Für Verkehrslandesrat Köfer ist die Diskussion um die Geschwindigkeitsbegrenzung auf der A2 eine „Privatinitiative“ vom Umweltreferent Holub. 22 Kilometer Lärmschutzwände um rund 30 Millionen Euro wären damit „hinausgeschmissenes Geld“. Auch die Wirtschaftskammer ist dagegen.

Landesrat Verkehr Köfer
© WKK

„Tempo-100-Schikane – Nein danke!“ steht auf den bereits zu tausenden verteilten Autoaufklebern, mit denen Verkehrslandesrat Köfer gegen den umstrittenen Vorstoß seines grünen Regierungskollegen Rolf Holub kämpft. Er hat mit der Idee, ein generelles Tempolimit von 100 km/h für Pkw und 60 km/h für Lkw auf der Südautobahn im Wörtherseeabschnitt durchzusetzen, eine Protestlawine losgetreten. Für Köfer handelt es sich dabei lediglich um eine „Privatinitiative“ Holubs, denn das Thema sei weder mit der für Autobahnen zuständigen ASFINAG noch mit den zuständigen Landesabteilungen von LR Köfer (Lärmschutz) oder LR Darmann (Straßenverkehrsordnung) abgestimmt. Köfer: „Hier geht es nur um Profilierung auf Kosten der Autofahrer, da wird gegen Pendler und Bürger Politik gemacht.“

30 Millionen für den Lärmschutz

Darüber hinaus würde eine generelle Tempobremse alle bisherigen Lärmschutzmaßnahmen wie die Errichtung von 22.000 Laufmetern Lärmschutzwänden – bis zu sechs Meter hoch - unnötig machen. In Summe sind  bisher laut Schätzungen des zuständigen Referates mehr als 30 Millionen Euro in Lärmschutzmaßnahmen in diesem Streckenabschnitt investiert worden – „kommt Tempo 100, war das hinausgeschmissenes  Geld“, kritisiert Köfer.

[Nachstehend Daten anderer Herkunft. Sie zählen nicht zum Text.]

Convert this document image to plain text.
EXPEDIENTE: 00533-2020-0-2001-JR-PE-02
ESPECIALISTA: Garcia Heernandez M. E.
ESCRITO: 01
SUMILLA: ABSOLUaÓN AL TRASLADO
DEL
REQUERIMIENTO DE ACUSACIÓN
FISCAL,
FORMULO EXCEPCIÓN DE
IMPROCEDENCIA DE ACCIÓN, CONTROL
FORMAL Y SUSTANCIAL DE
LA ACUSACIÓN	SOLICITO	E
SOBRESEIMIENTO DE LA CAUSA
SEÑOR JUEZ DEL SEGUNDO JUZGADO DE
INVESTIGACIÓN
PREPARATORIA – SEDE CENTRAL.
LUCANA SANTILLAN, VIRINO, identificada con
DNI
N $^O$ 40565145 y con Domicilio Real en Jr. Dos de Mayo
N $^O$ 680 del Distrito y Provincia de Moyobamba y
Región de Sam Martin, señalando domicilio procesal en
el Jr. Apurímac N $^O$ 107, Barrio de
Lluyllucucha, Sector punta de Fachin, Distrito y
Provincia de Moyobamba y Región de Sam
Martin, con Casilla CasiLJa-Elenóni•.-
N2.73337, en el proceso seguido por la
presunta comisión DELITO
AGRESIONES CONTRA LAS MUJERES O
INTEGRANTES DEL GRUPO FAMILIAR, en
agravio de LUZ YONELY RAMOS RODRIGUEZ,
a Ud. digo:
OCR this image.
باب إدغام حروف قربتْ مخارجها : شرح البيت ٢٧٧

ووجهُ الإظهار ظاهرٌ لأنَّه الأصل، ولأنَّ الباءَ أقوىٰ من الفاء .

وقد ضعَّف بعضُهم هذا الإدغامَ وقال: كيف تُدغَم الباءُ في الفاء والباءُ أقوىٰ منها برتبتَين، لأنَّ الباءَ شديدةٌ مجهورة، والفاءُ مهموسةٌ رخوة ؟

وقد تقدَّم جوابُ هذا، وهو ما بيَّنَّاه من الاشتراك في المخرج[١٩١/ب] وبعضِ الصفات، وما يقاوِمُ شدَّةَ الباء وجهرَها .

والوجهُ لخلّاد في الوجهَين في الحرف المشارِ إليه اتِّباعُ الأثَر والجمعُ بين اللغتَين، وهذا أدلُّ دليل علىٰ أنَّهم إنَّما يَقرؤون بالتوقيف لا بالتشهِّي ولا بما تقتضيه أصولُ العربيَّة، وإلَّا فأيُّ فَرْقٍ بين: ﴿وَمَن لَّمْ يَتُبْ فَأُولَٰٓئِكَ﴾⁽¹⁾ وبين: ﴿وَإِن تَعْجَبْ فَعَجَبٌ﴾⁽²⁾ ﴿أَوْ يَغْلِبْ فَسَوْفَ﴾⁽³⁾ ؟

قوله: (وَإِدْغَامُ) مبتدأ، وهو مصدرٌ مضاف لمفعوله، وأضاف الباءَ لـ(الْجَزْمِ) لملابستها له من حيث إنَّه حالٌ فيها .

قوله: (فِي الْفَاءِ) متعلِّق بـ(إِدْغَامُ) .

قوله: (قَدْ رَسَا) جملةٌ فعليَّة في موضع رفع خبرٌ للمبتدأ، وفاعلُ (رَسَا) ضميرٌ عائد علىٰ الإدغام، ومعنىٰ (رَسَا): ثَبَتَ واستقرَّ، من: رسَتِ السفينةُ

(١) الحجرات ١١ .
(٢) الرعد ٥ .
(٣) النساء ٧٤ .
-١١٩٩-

Auch der Kärntner FPÖ-Obmann und Verkehrssicherheitsreferent Landesrat Gernot Darmann forderte von Landeshauptmann Peter Kaiser die Einberufung einer außerordentliche Regierungssitzung und die Vorlage des von Holub in Auftrag gegebenen „Geheim-Gutachtens“. Es dürfe nicht sein, dass Holub hier weiter nach eigenem Gutdünken ein ganzes Land und alle Autofahrer sowie die Wirtschaft in Geiselhaft nehme, so Darmann.

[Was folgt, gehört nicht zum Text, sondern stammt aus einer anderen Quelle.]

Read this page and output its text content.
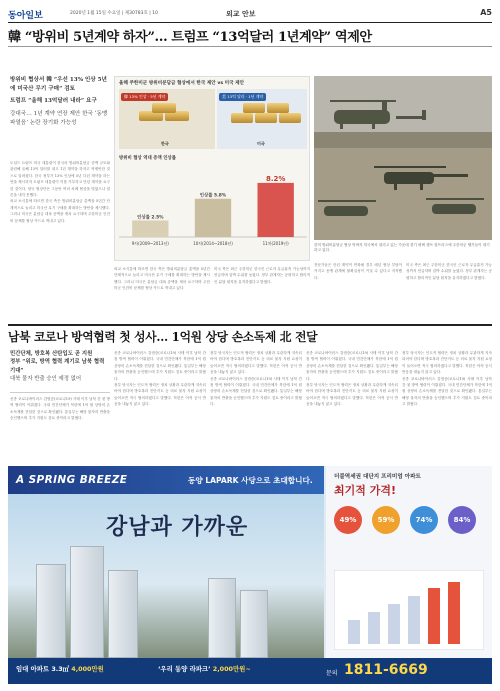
동아일보	2020년 1월 15일 수요일 | 제30783호 | 10	외교 안보	A5
韓 “방위비 5년계약 하자”… 트럼프 “13억달러 1년계약” 역제안

방위비 협상서 韓 “우선 13% 인상 5년에 미국산 무기 구매” 검토

트럼프 “올해 13억달러 내라” 요구

강대국… 1년 계약 연장 제안 한국 ‘동맹 파열음’ 논란 장기화 가능성

도널드 트럼프 미국 대통령이 한국의 방위비분담금 증액 규모와 관련해 올해 13억 달러를 내고 1년 계약을 하자고 역제안한 것으로 알려졌다. 한국 정부가 13% 인상에 5년 다년 계약을 하는 안을 제시하자 트럼프 대통령이 이를 거부하고 단년 계약을 요구한 것이다. 양국 협상단은 그동안 여러 차례 협상을 벌였으나 결론을 내지 못했다.

외교 소식통에 따르면 한국 측은 방위비분담금 총액을 5년간 단계적으로 늘리고 미국산 무기 구매를 확대하는 방안을 제시했다. 그러나 미국은 분담금 대폭 증액을 재차 요구하며 주한미군 인건비 문제를 협상 카드로 꺼내고 있다.

외교 소식통에 따르면 한국 측은 방위비분담금 총액을 5년간 단계적으로 늘리고 미국산 무기 구매를 확대하는 방안을 제시했다. 그러나 미국은 분담금 대폭 증액을 재차 요구하며 주한미군 인건비 문제를 협상 카드로 꺼내고 있다.

미국 측은 최근 주한미군 한국인 근로자 무급휴직 가능성까지 언급하며 압박 수위를 높였다. 정부 관계자는 공평하고 합리적인 분담 원칙을 유지하겠다고 밝혔다.

전문가들은 단년 계약이 반복될 경우 매년 협상 부담이 커지고 동맹 관계에 불확실성이 커질 수 있다고 지적했다.

미국 측은 최근 주한미군 한국인 근로자 무급휴직 가능성까지 언급하며 압박 수위를 높였다. 정부 관계자는 공평하고 합리적인 분담 원칙을 유지하겠다고 밝혔다.

올해 주한미군 방위비분담금 협상에서 한국 제안 vs 미국 제안
韓 13% 인상 · 5년 계약
한국
美 13억 달러 · 1년 계약
미국
방위비 협상 역대 증액 인상률
인상률 2.5%
9차(2009~2013년)
인상률 5.8%
10차(2014~2018년)
8.2%
11차(2019년)	한미 방위비분담금 협상 막바지 미국에서 열리고 있는 가운데 경기 평택 캠프 험프리스에 주한미군 헬기들이 대기하고 있다.
남북 코로나 방역협력 첫 성사… 1억원 상당 손소독제 北 전달

민간단체, 방호복 산탄입도 곧 지원

정부 “위로, 방역 협력 계기로 남북 협력 기대”

대북 물자 반출 승인 예정 없어

신종 코로나바이러스 감염증(코로나19) 사태 이후 남북 간 첫 방역 협력이 이뤄졌다. 국내 민간단체가 북한에 1억 원 상당의 손소독제를 전달한 것으로 확인됐다. 통일부는 해당 물자의 반출을 승인했으며 추가 지원도 검토 중이라고 밝혔다.

신종 코로나바이러스 감염증(코로나19) 사태 이후 남북 간 첫 방역 협력이 이뤄졌다. 국내 민간단체가 북한에 1억 원 상당의 손소독제를 전달한 것으로 확인됐다. 통일부는 해당 물자의 반출을 승인했으며 추가 지원도 검토 중이라고 밝혔다.

정부 당국자는 인도적 협력은 정치 상황과 무관하게 지속되어야 한다며 방호복과 진단키트 등 의료 물자 지원 요청이 들어오면 적극 협의하겠다고 말했다. 북한은 아직 공식 반응을 내놓지 않고 있다.

정부 당국자는 인도적 협력은 정치 상황과 무관하게 지속되어야 한다며 방호복과 진단키트 등 의료 물자 지원 요청이 들어오면 적극 협의하겠다고 말했다. 북한은 아직 공식 반응을 내놓지 않고 있다.

신종 코로나바이러스 감염증(코로나19) 사태 이후 남북 간 첫 방역 협력이 이뤄졌다. 국내 민간단체가 북한에 1억 원 상당의 손소독제를 전달한 것으로 확인됐다. 통일부는 해당 물자의 반출을 승인했으며 추가 지원도 검토 중이라고 밝혔다.

신종 코로나바이러스 감염증(코로나19) 사태 이후 남북 간 첫 방역 협력이 이뤄졌다. 국내 민간단체가 북한에 1억 원 상당의 손소독제를 전달한 것으로 확인됐다. 통일부는 해당 물자의 반출을 승인했으며 추가 지원도 검토 중이라고 밝혔다.

정부 당국자는 인도적 협력은 정치 상황과 무관하게 지속되어야 한다며 방호복과 진단키트 등 의료 물자 지원 요청이 들어오면 적극 협의하겠다고 말했다. 북한은 아직 공식 반응을 내놓지 않고 있다.

정부 당국자는 인도적 협력은 정치 상황과 무관하게 지속되어야 한다며 방호복과 진단키트 등 의료 물자 지원 요청이 들어오면 적극 협의하겠다고 말했다. 북한은 아직 공식 반응을 내놓지 않고 있다.

신종 코로나바이러스 감염증(코로나19) 사태 이후 남북 간 첫 방역 협력이 이뤄졌다. 국내 민간단체가 북한에 1억 원 상당의 손소독제를 전달한 것으로 확인됐다. 통일부는 해당 물자의 반출을 승인했으며 추가 지원도 검토 중이라고 밝혔다.

A SPRING BREEZE	동양 LAPARK 사당으로 초대합니다.
강남과 가까운
더블역세권 대단지 프리미엄 아파트
최기적 가격!
49%	59%	74%	84%
임대 아파트 3.3㎡ 4,000만원	‘우리 동양 라파크’ 2,000만원~
문의 1811-6669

Staub wird durch Tempolimit zur Gefahr

Er und der Leiter der Straßenbauabteilung des Landes, Volker Bidmon, warnen bei Tempo 100 vor vermehrter Staubildung durch langsam fahrende Lkw, der erhöhten Gefahr von Auffahrunfällen und der Mautflucht auf die B83: „Da befürchten wir massive Auswirkungen, das kann nicht im Interesse der betroffenen Gemeinden sein.“ Die Lärmverminderung von drei Dezibel, auf die sich Holub beruft, sei lediglich das Ergebnis einer Computersimulation und in der Realität kaum wahrnehmbar. Zur Umsetzung des Tempolimits sei überdies die Errichtung einer Section Control zwischen der Klagenfurter Nordumfahrung und Warmbad Villach nötig – „das kostet viel Geld und ist eine reine Schikane für die Autofahrer.“

Wirtschaftskammer gegen Tempo 100

Mit neuen Gutachten will sich Köfer jetzt gegen diesen Akt grüner politischer Willkür zur Wehr setzen. Die Wirtschaftskammer hat sich bereits klar gegen Tempo 100/60 ausgesprochen: Elisabeth Rothmüller-Jannach, Obfrau der Sparte Transport und Verkehr, nannte das Vorhaben schlicht eine „Häkelei der Kärntner“, die auf die sommerlich hohen Temperaturen zurückzuführen sei.